DHS Acting Secretary Elaine Duke announced on Monday that the protections will come to an end on July 22, 2019, according to a statement from the department.
The announcement was first made earlier by senior administration officials who briefed reporters on a call.
"The decision to terminate TPS for Haiti was made after a review of the conditions upon which the country’s original designation were based and whether those extraordinary but temporary conditions prevented Haiti from adequately handling the return of their nationals, as required by statute," the statement said.
"Based on all available information, including recommendations received as part of an inter-agency consultation process, Acting Secretary Duke determined that those extraordinary but temporary conditions caused by the 2010 earthquake no longer exist."
Amanda Baran, policy consultant at the Immigrant Legal Resource Center, called the termination of the status a "heartless decision" and said the Trump administration has no plan in place for the U.S.-born children who may now lose their Haitian parents and caregivers to deportation.
The 18-month delay "will provide time for individuals with TPS to arrange for their departure or to seek an alternative lawful immigration status in the United States, if eligible," DHS said.
Approximately 46,000 Haitians were allowed to enter the U.S. and work without fear of deportation, according to the Pew Research Center. Other reports and officials have put the number as high as 60,000.
The decision to revoke TPS was made "after an intense interagency review process,” one of the officials said on the call with reporters.

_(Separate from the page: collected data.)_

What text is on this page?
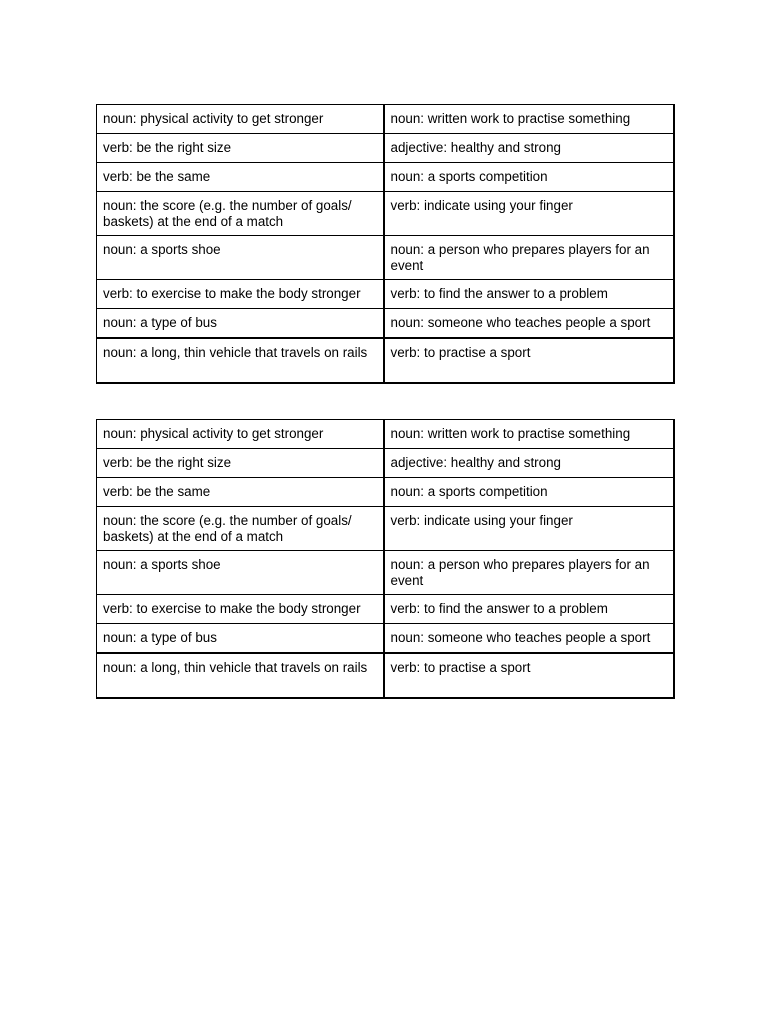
noun: physical activity to get stronger	noun: written work to practise something
verb: be the right size	adjective: healthy and strong
verb: be the same	noun: a sports competition
noun: the score (e.g. the number of goals/ baskets) at the end of a match	verb: indicate using your finger
noun: a sports shoe	noun: a person who prepares players for an event
verb: to exercise to make the body stronger	verb: to find the answer to a problem
noun: a type of bus	noun: someone who teaches people a sport
noun: a long, thin vehicle that travels on rails	verb: to practise a sport
noun: physical activity to get stronger	noun: written work to practise something
verb: be the right size	adjective: healthy and strong
verb: be the same	noun: a sports competition
noun: the score (e.g. the number of goals/ baskets) at the end of a match	verb: indicate using your finger
noun: a sports shoe	noun: a person who prepares players for an event
verb: to exercise to make the body stronger	verb: to find the answer to a problem
noun: a type of bus	noun: someone who teaches people a sport
noun: a long, thin vehicle that travels on rails	verb: to practise a sport
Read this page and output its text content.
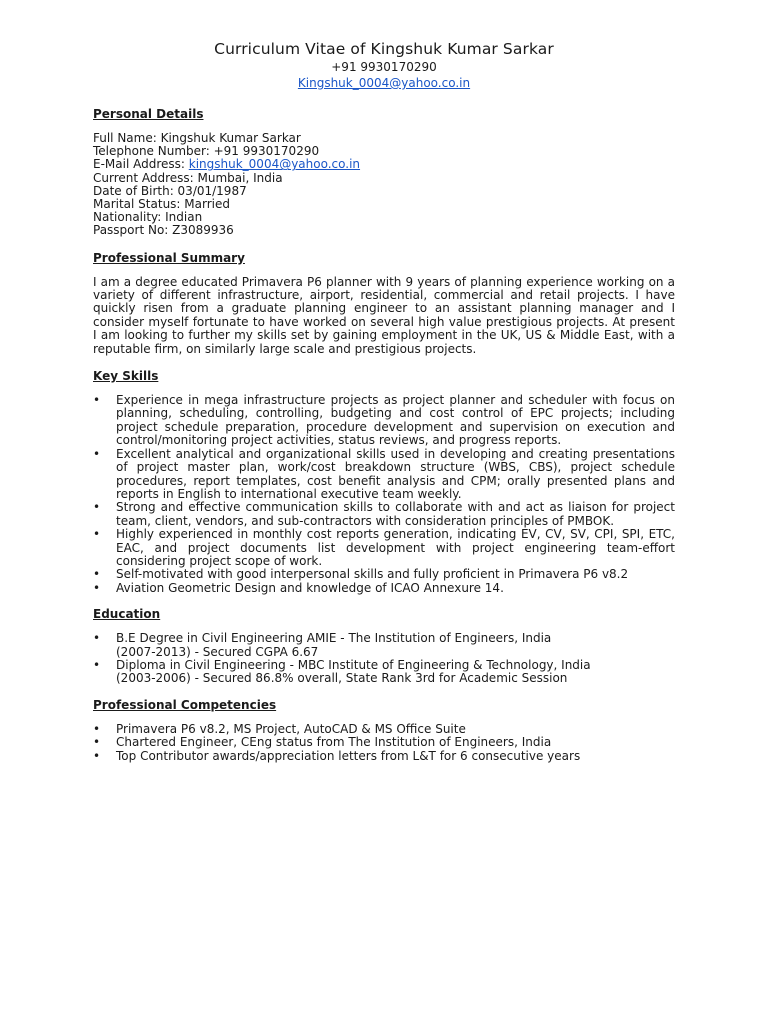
Curriculum Vitae of Kingshuk Kumar Sarkar
+91 9930170290
Kingshuk_0004@yahoo.co.in
Personal Details

Full Name: Kingshuk Kumar Sarkar

Telephone Number: +91 9930170290

E-Mail Address: kingshuk_0004@yahoo.co.in

Current Address: Mumbai, India

Date of Birth: 03/01/1987

Marital Status: Married

Nationality: Indian

Passport No: Z3089936

Professional Summary

I am a degree educated Primavera P6 planner with 9 years of planning experience working on a variety of different infrastructure, airport, residential, commercial and retail projects. I have quickly risen from a graduate planning engineer to an assistant planning manager and I consider myself fortunate to have worked on several high value prestigious projects. At present I am looking to further my skills set by gaining employment in the UK, US & Middle East, with a reputable firm, on similarly large scale and prestigious projects.

Key Skills
• Experience in mega infrastructure projects as project planner and scheduler with focus on planning, scheduling, controlling, budgeting and cost control of EPC projects; including project schedule preparation, procedure development and supervision on execution and control/monitoring project activities, status reviews, and progress reports.
• Excellent analytical and organizational skills used in developing and creating presentations of project master plan, work/cost breakdown structure (WBS, CBS), project schedule procedures, report templates, cost benefit analysis and CPM; orally presented plans and reports in English to international executive team weekly.
• Strong and effective communication skills to collaborate with and act as liaison for project team, client, vendors, and sub-contractors with consideration principles of PMBOK.
• Highly experienced in monthly cost reports generation, indicating EV, CV, SV, CPI, SPI, ETC, EAC, and project documents list development with project engineering team-effort considering project scope of work.
• Self-motivated with good interpersonal skills and fully proficient in Primavera P6 v8.2
• Aviation Geometric Design and knowledge of ICAO Annexure 14.
Education
• B.E Degree in Civil Engineering AMIE - The Institution of Engineers, India
(2007-2013) - Secured CGPA 6.67
• Diploma in Civil Engineering - MBC Institute of Engineering & Technology, India
(2003-2006) - Secured 86.8% overall, State Rank 3rd for Academic Session
Professional Competencies
• Primavera P6 v8.2, MS Project, AutoCAD & MS Office Suite
• Chartered Engineer, CEng status from The Institution of Engineers, India
• Top Contributor awards/appreciation letters from L&T for 6 consecutive years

And the Trump administration eventually decided Haiti was now able to take back its nationals.
Immigrant advocates fiercely criticized the administration earlier this month when it announced that it would end temporary protected status for Nicaraguans granted after a 1999 hurricane.
Supporters of the programs say recipients have become too deeply rooted in U.S. society and should not be deported.
But advocates and some politicians said Haiti has not improved enough for those protected to face deportation.
Rep. Ileana Ros-Lehtinen, R-Fla., said on Twitter Monday that she had traveled to Haiti after the earthquake in 2010 and Hurricane Matthew in 2016.
"So I can personally attest that #Haiti is not prepared to take back nearly 60,000 #TPS recipients under these difficult and harsh conditions," she said.
Senator Bill Nelson, D-Fla., said on Twitter, "There is no reason to send 60,000 Haitians back to a country that cannot provide for them."
"This decision today by DHS is unconscionable," he added.
The announcement comes 60 days before temporary status for the Haitians was set to expire. The agency extended the program for six months in May, instead of the usual 18.